Tuesday, it filed a lawsuit in U.S. District Court against one of the counties it identified under the National Voter Registration Act of 1993. The organization's Election Integrity Project director, Robert Popper—formerly deputy chief of the Voting Section of the Civil Rights Division of the Justice Department—had sent the April letter to officials in Montgomery County, Maryland, urging them to fix their voter roles or face a lawsuit.

The letter also requested access to Montgomery County voter registration lists in order to evaluate how well any "programs and activities conducted for the purpose of ensuring the accuracy and currency of Maryland's official eligible voter lists during the past two years" were working. July 7, however, Maryland officials denied Judicial Watch access to the voter registration list because state laws restrict the release of voter registration information only to Maryland registered voters.

"But Section 8(i) of the NVRA provides that '[e]ach State shall maintain for at least two years and shall make available for public inspection and, where available, photocopying at a reasonable cost, all records concerning the implementation of programs and activities conducted for the purpose of ensuring the accuracy and currency of official lists of eligible voter,'" Judicial Watch said in a statement announcing the lawsuit. "Judicial Watch regularly requests and receives records from state and local governments pursuant to Section 8(i) of the NVRA."

The government watchdog group's president, Tom Fitton, said the state's refusal to turn over the required documents suggests officials know there is a problem and don't intend to do anything to fix it.

"Maryland needs to make this voter registration information available as federal law requires," he said. "Maryland doesn't want its voter rolls mess to be exposed by Judicial Watch, and we hope the courts move quickly so we can begin the process of cleaning up the voter rolls.

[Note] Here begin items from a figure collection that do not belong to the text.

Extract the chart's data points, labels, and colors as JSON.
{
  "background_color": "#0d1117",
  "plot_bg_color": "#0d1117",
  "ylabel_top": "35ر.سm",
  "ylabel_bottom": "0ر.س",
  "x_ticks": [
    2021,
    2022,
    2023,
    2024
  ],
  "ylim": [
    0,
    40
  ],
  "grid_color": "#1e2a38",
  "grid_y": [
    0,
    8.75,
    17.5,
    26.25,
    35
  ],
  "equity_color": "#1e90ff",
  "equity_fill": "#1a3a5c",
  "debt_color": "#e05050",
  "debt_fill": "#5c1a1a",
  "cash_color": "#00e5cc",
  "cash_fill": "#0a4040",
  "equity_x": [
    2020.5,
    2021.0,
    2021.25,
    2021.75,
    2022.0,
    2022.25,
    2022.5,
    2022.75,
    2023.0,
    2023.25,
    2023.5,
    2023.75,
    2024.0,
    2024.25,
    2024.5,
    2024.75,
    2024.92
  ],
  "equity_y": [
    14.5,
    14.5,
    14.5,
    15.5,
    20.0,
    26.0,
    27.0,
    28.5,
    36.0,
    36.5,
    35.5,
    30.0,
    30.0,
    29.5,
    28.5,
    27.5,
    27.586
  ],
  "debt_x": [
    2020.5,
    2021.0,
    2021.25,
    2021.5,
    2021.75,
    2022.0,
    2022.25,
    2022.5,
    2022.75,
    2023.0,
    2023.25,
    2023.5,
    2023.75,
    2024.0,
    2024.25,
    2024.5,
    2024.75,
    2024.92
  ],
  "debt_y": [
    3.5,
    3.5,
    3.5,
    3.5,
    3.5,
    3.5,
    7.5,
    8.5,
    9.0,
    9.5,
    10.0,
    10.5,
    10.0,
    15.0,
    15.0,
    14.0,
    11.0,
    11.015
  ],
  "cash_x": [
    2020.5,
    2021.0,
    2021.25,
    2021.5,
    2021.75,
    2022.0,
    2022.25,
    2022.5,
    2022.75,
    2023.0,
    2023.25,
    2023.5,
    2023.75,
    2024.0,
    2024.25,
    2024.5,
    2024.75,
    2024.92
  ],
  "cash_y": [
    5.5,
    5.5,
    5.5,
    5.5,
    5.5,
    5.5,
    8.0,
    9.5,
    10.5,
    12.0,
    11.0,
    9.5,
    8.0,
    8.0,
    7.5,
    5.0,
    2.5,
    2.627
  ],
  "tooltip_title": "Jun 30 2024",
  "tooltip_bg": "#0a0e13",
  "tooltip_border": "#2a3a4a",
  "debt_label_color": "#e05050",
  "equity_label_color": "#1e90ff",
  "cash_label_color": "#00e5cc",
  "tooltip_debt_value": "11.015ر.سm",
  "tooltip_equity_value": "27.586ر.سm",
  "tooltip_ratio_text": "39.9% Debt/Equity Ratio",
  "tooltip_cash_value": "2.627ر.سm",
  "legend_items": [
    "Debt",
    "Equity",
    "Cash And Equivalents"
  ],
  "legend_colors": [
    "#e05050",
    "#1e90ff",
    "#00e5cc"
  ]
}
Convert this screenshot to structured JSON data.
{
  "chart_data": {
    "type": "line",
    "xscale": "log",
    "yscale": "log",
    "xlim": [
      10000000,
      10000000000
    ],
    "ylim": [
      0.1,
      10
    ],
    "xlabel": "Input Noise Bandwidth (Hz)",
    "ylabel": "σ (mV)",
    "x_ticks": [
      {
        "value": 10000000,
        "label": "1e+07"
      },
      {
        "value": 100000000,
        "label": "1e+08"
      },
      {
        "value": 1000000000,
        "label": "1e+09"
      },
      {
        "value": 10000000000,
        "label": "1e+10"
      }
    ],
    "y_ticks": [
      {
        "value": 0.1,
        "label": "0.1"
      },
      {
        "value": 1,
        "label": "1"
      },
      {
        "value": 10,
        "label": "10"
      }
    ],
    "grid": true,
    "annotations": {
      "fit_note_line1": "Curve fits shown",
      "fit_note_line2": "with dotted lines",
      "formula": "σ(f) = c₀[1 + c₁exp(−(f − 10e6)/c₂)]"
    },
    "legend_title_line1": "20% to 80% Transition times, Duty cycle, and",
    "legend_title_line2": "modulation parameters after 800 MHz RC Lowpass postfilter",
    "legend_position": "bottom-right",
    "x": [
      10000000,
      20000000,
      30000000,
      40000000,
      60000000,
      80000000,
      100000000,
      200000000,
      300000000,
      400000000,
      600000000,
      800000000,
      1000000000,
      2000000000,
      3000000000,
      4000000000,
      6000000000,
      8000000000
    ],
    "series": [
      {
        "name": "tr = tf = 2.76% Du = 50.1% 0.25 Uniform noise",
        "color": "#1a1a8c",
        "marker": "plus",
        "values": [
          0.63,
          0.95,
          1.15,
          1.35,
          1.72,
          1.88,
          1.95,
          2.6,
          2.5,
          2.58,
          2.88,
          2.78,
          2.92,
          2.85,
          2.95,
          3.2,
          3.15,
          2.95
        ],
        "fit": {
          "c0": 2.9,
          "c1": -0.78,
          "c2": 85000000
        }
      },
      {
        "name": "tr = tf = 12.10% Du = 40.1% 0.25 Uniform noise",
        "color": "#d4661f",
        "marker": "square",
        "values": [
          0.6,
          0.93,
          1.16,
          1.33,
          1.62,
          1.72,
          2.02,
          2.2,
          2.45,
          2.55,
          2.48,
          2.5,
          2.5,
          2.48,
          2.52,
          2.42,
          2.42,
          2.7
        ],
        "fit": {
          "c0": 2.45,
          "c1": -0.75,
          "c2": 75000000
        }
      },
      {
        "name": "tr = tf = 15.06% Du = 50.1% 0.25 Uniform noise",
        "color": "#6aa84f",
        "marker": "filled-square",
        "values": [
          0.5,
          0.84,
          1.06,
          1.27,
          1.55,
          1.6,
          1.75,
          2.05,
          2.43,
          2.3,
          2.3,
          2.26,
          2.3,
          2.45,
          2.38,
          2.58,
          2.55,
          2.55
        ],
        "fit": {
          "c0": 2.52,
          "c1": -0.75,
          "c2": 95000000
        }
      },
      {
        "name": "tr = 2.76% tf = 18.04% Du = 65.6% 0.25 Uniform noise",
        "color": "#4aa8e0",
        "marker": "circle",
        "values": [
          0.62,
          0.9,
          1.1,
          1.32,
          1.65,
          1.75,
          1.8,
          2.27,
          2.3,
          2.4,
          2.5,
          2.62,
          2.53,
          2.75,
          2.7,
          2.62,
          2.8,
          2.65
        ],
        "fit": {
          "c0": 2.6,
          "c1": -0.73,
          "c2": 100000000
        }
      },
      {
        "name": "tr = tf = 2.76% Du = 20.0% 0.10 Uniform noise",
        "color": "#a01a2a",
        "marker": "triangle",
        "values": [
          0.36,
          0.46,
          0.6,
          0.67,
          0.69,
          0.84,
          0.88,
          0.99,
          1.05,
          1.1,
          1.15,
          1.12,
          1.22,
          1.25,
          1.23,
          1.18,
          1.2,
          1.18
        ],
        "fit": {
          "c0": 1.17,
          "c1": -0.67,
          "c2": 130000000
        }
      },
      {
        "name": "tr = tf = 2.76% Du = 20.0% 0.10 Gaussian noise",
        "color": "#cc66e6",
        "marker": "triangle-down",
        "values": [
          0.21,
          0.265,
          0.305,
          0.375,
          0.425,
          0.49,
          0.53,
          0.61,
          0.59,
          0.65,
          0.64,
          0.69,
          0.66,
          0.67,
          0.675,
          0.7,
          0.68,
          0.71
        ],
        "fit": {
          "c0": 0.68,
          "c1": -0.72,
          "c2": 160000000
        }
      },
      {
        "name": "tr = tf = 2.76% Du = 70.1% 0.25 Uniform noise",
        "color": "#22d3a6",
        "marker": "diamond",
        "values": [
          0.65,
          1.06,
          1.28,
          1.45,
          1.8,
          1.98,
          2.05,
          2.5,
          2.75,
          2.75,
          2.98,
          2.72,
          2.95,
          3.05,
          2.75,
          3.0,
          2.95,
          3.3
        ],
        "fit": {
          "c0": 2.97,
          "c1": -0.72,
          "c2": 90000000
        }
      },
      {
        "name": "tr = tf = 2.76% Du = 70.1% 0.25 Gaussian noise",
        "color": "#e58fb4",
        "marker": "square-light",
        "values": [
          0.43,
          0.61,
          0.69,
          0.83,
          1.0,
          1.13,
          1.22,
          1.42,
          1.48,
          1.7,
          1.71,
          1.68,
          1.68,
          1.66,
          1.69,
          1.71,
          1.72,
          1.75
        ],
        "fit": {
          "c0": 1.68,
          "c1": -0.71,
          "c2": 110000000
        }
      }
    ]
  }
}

This is a national problem and Maryland is one of many legal battles for clean elections."

President Donald Trump's election integrity commission has begun working on potential recommendations to make our nation's elections "clean," but has also run into opposition from several states that refuse to hand over their voter registration records. Those records are generally available to the public, and in fact are sold to politicians and political organizations that wish to engage in direct-mail outreach and door-knocking campaigns.